When a person with a disability who uses a breathing machine or other electricity-dependent medical device doesn’t have access to power, they are put at risk. When PG&E determines an area it serves must be immediately de-energized but is unable to warn residents and visitors in the area, it could mean a life threatening situation for this vulnerable population.
We need innovative energy solutions in the home and at healthcare facilities that support people with disabilities and address these power issues.
One simple and effective innovation is already available: Home solar systems with individual backup batteries that can be connected to the grid. Solar and batteries are an immediate and important part of the solution to help provide continuous or backup power during planned or unplanned outages.
But existing programs and policies do not enable the immediate deployment of these options for California’s vulnerable population. Policymakers must recognize this deficiency and work with regulatory agencies, utility companies and other energy providers to encourage the installation of solar and energy storage for backup power.
We need resources dedicated to help this community that is the most vulnerable during a power outage. Here are a few steps that make a big impact:
- Track, research, and analyze the impacts on vulnerable populations caused by man-made or natural disasters.
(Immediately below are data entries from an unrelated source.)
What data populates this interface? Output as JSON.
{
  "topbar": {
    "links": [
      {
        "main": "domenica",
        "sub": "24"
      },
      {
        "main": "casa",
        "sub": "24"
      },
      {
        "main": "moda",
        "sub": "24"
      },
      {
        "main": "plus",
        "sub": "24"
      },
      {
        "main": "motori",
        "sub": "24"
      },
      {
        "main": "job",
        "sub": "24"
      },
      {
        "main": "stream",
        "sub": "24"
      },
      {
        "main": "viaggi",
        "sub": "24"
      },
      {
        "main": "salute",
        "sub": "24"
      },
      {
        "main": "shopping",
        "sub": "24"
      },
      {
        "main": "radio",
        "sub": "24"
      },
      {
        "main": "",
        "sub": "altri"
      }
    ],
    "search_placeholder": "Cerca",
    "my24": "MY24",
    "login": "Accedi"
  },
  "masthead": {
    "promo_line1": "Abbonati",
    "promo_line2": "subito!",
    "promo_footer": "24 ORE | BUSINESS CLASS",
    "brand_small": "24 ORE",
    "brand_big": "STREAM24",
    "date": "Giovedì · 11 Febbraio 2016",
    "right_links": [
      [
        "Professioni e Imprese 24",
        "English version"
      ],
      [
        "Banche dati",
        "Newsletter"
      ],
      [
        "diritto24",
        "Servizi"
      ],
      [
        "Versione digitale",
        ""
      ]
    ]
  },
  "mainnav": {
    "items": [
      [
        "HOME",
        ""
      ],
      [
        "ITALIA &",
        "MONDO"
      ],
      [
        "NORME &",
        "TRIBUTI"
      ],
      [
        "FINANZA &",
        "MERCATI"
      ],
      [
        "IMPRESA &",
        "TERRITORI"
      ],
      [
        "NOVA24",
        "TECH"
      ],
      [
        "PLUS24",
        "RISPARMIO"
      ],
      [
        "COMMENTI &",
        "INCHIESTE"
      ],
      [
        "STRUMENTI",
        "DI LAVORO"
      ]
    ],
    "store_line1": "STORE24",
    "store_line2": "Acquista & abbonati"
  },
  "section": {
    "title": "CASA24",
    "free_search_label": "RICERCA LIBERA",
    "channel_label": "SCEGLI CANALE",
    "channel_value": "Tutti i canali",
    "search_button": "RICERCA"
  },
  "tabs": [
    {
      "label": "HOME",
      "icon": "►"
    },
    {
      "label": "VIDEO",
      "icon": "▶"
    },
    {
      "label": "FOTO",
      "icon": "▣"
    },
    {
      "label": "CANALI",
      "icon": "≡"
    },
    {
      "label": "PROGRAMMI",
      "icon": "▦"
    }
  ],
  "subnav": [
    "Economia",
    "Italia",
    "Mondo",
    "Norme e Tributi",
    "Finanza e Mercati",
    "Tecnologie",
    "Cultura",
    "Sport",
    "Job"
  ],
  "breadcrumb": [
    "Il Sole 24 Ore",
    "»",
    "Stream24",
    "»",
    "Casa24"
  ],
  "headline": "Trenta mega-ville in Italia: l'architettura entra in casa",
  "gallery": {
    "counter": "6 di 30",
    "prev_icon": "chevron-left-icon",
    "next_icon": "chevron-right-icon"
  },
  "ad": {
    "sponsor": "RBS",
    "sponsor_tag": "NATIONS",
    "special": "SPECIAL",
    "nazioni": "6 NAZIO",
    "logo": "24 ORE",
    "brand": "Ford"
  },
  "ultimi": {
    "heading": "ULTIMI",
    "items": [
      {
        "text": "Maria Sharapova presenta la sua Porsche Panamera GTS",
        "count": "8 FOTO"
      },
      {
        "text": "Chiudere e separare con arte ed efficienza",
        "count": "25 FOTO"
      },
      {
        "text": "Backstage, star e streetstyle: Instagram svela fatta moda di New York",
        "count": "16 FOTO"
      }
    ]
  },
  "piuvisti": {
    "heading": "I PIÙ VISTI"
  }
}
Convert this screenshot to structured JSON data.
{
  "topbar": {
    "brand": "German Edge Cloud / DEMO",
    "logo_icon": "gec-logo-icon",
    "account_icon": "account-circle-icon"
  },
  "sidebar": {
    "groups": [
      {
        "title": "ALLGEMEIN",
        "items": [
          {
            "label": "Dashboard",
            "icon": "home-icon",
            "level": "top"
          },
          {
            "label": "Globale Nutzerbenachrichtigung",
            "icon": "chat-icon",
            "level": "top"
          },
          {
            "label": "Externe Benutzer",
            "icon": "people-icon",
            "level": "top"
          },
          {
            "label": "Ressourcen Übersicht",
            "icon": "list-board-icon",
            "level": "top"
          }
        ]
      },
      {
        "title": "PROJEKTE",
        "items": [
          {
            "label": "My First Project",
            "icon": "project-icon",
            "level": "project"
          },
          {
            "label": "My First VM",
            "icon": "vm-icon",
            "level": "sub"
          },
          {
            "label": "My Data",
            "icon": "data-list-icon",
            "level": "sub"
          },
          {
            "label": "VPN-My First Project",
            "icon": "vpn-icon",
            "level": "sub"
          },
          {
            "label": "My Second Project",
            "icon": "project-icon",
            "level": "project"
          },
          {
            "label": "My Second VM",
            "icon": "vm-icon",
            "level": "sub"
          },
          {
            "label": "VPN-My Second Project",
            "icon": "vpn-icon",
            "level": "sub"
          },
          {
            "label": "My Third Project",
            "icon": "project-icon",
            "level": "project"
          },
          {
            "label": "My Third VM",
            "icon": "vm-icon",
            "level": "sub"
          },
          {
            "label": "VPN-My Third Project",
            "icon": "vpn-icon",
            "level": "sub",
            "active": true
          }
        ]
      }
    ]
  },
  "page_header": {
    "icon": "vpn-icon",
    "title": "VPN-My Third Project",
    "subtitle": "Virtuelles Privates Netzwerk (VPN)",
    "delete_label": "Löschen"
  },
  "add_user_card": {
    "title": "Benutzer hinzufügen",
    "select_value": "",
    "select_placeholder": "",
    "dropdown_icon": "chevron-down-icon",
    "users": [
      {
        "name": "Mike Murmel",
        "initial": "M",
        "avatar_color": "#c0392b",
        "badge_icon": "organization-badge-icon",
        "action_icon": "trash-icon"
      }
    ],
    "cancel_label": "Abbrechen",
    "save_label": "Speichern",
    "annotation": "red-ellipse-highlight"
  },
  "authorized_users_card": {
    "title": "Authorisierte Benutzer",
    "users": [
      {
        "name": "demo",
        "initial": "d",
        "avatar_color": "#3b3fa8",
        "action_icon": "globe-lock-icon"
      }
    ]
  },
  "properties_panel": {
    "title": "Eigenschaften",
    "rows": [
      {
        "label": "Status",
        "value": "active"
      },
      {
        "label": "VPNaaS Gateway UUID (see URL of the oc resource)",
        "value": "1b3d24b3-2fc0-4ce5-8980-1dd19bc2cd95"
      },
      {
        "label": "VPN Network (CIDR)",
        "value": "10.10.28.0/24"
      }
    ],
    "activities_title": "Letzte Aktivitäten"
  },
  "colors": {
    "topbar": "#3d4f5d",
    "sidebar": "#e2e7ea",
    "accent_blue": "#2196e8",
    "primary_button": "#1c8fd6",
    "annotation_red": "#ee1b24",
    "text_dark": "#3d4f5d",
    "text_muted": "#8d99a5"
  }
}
For many of the state’s vulnerable population, utility de-energization is considered a man-made disaster!
- Develop tools to reduce risks of power outages, such as solar and storage.
- Prioritize the deployment of local clean energy resources among vulnerable populations in fire hazard zones, as well as in rural areas throughout the state.
- Target solar and storage incentives to medical baseline customers, other customers with disabilities, and the frail elderly.
- Significantly increase the medical baseline allowance to enable customers to cover the costs of tools for energy security, management and savings. The Solar Bill of Rights (Senate Bill 288), introduced this February, is an important step. It would protect the right of consumers to own solar systems and more importantly for seniors and people with disabilities, batteries that could store enough electricity to save lives during a power outage. Congress must pass this legislation. The technology industry, academic researchers, utilities, and government and consumers must look at ways to help this defenseless community. We must develop acceptable mitigation measures to protect the lives and health of seniors and people with disabilities. I’ve never felt more passionate about the importance of solar power as the right solution than after seeing my friends in the community suffer because of the lack of electricity. California must incorporate solar and storage to keep the power on for our state’s most vulnerable citizens.